To look at it somewhat differently, consider that Comcast apparently is a welcome presence in the halls of power.  The company's chairman has golfed with President Obama.  Their lobbying team is legendary.  By contrast, trial lawyers are reviled in the public imagination, and one political party has openly declared war on the plaintiffs' bar.  Yet when the lawyers' lobbyists get in the door, they kill a supposedly clear improvement in our laws, while Comcast cannot even get a few Senators to send letters to antitrust regulators?

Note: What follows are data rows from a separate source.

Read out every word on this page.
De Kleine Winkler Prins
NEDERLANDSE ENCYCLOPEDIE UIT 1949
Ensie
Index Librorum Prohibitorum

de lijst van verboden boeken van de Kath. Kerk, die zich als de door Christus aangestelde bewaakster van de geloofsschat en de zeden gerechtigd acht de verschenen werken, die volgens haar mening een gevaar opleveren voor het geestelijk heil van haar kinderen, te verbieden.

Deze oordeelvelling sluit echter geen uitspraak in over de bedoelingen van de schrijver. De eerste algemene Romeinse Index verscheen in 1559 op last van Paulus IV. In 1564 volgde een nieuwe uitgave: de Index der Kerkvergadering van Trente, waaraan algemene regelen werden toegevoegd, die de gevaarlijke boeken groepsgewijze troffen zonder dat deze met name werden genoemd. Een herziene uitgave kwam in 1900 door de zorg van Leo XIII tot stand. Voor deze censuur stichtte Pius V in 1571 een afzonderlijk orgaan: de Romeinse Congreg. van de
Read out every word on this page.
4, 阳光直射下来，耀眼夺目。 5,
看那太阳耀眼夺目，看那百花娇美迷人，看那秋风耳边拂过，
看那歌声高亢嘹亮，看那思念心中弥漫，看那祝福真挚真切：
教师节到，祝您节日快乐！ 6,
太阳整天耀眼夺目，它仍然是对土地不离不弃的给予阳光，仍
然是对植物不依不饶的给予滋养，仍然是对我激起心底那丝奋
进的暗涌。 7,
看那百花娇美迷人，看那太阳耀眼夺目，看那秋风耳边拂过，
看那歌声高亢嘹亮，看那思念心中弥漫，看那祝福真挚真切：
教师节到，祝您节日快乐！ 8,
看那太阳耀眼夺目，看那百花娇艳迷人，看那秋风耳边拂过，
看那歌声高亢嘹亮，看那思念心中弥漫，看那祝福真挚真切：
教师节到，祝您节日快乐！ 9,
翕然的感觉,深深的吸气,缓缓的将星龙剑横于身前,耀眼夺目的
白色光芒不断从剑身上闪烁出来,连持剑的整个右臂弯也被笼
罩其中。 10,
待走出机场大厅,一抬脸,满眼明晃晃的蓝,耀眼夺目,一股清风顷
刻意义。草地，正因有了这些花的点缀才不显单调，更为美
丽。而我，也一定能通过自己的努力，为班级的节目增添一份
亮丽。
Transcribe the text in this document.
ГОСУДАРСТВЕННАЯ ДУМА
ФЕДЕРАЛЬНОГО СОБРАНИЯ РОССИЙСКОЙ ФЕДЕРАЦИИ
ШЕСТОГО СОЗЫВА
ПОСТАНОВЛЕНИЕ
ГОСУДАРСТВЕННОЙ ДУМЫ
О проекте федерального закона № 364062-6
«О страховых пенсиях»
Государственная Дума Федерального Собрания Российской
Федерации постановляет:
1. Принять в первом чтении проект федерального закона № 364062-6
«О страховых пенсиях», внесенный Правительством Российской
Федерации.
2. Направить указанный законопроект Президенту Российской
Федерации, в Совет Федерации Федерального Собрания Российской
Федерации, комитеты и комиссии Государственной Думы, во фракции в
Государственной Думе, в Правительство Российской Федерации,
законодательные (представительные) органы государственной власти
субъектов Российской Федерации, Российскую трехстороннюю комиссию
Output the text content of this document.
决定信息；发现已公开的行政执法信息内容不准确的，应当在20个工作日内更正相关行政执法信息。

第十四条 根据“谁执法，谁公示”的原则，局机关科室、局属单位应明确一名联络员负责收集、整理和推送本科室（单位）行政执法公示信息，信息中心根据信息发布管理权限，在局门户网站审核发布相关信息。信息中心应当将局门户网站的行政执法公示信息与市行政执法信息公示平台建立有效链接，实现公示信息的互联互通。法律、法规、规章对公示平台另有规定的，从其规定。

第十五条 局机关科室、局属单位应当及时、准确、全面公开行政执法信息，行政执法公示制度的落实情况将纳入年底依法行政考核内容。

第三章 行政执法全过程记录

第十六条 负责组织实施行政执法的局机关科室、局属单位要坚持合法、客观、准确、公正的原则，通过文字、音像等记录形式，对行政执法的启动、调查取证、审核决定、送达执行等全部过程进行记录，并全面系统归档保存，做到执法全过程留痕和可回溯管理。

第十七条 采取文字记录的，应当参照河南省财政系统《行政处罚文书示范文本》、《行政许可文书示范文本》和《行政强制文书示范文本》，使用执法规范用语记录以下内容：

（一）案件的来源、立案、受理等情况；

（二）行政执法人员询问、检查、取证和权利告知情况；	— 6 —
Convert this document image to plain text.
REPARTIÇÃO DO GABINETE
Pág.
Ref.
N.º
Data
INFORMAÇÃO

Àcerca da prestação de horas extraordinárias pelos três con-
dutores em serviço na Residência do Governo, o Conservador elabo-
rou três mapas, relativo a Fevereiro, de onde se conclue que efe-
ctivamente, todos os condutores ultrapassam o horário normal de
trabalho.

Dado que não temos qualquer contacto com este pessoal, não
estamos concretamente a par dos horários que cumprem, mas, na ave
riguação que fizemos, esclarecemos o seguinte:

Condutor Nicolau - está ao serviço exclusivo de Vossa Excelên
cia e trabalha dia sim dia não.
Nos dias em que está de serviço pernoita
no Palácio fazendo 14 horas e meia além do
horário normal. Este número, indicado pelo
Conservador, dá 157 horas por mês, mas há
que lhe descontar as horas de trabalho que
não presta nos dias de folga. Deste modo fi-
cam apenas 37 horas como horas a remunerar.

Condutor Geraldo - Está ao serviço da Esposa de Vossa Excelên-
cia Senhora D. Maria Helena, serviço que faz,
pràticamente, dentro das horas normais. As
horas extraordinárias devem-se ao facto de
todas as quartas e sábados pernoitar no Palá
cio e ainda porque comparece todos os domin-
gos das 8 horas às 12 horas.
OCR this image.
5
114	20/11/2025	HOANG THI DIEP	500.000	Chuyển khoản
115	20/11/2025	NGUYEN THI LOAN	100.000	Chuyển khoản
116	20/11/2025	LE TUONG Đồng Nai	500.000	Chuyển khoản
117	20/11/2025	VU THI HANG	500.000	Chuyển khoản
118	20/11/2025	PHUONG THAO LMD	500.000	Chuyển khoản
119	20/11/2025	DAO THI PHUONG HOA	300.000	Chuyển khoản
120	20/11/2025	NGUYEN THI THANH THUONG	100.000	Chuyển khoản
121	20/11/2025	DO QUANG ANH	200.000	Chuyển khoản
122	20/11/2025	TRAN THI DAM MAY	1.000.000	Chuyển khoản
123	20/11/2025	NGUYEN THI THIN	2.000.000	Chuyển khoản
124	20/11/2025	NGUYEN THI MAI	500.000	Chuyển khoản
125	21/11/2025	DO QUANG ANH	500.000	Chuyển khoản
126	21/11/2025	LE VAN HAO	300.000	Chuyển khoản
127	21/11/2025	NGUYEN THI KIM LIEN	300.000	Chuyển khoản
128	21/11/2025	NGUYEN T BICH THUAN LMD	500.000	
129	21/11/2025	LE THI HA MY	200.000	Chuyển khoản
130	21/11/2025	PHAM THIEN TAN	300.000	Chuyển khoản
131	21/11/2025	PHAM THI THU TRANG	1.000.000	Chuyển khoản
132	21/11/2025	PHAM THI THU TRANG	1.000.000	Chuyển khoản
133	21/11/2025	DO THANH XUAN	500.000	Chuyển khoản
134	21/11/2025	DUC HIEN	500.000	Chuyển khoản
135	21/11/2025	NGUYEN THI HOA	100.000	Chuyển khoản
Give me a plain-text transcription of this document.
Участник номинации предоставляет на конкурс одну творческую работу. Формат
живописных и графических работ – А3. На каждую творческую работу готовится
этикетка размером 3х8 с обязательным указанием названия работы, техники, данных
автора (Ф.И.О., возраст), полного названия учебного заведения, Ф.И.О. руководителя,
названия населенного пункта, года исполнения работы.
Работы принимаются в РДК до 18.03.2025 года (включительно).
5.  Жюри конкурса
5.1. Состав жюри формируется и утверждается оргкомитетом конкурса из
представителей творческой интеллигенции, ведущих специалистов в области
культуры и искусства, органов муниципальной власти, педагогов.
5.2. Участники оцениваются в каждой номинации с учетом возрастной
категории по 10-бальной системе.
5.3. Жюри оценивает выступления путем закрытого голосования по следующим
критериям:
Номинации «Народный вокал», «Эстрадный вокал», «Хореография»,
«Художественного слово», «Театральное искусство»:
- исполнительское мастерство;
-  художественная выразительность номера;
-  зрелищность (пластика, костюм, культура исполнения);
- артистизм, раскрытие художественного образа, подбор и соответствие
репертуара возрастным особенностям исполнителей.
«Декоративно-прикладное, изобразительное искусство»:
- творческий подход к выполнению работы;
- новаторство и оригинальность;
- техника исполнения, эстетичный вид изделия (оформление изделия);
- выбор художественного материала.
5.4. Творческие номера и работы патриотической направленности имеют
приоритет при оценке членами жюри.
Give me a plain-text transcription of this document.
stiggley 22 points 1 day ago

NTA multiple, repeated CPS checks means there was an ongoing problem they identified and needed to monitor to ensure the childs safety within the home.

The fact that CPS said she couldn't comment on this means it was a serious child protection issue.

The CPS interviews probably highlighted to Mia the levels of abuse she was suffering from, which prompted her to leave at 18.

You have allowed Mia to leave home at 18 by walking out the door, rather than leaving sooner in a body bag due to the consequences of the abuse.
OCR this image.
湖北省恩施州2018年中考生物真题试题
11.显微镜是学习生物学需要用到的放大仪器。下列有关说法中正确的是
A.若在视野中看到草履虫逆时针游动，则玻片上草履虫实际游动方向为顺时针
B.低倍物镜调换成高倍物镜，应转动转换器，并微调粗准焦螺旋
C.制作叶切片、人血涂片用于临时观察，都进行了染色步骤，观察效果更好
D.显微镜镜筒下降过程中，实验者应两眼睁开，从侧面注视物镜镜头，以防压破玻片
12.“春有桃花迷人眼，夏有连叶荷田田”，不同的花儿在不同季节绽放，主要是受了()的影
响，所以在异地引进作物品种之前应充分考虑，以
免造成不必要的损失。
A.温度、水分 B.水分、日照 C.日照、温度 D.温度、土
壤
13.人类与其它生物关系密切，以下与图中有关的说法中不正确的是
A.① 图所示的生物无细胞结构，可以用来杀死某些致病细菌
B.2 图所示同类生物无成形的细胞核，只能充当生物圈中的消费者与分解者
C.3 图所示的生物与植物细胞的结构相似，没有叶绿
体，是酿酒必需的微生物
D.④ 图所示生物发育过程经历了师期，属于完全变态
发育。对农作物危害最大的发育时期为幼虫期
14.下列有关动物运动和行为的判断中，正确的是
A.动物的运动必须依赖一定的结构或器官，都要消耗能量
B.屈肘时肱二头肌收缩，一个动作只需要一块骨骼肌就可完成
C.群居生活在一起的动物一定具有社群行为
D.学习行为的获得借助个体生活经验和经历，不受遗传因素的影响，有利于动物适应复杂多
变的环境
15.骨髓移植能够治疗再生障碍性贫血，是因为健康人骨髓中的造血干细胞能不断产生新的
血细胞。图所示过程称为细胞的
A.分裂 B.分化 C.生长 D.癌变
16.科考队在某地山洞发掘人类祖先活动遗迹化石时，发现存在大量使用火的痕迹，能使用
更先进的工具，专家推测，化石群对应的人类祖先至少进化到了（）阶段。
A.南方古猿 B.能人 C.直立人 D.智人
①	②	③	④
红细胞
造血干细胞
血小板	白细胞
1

Years ago, Professor Dorf (before he was a professor) commented that people like to have labels to explain things, even though they do not understand what the labels mean.  Why do objects fall to the ground?  Gravity.  Can anyone but physics majors actually explain what gravity is, and why it makes objects fall?  No, but people think that "gravity" is an answer.  Gravity makes things fall.  Given that nearly everyone (including me) thinks that there is too much influence from lobbyists in Washington, it is kind of amazing that we really have no plausible, consistent story of how it works when it works, and when it will fail.  If we do not understand it, how can we ever know how to mitigate or reverse the bad outcomes that (we are certain) inevitably occur when lobbying happens?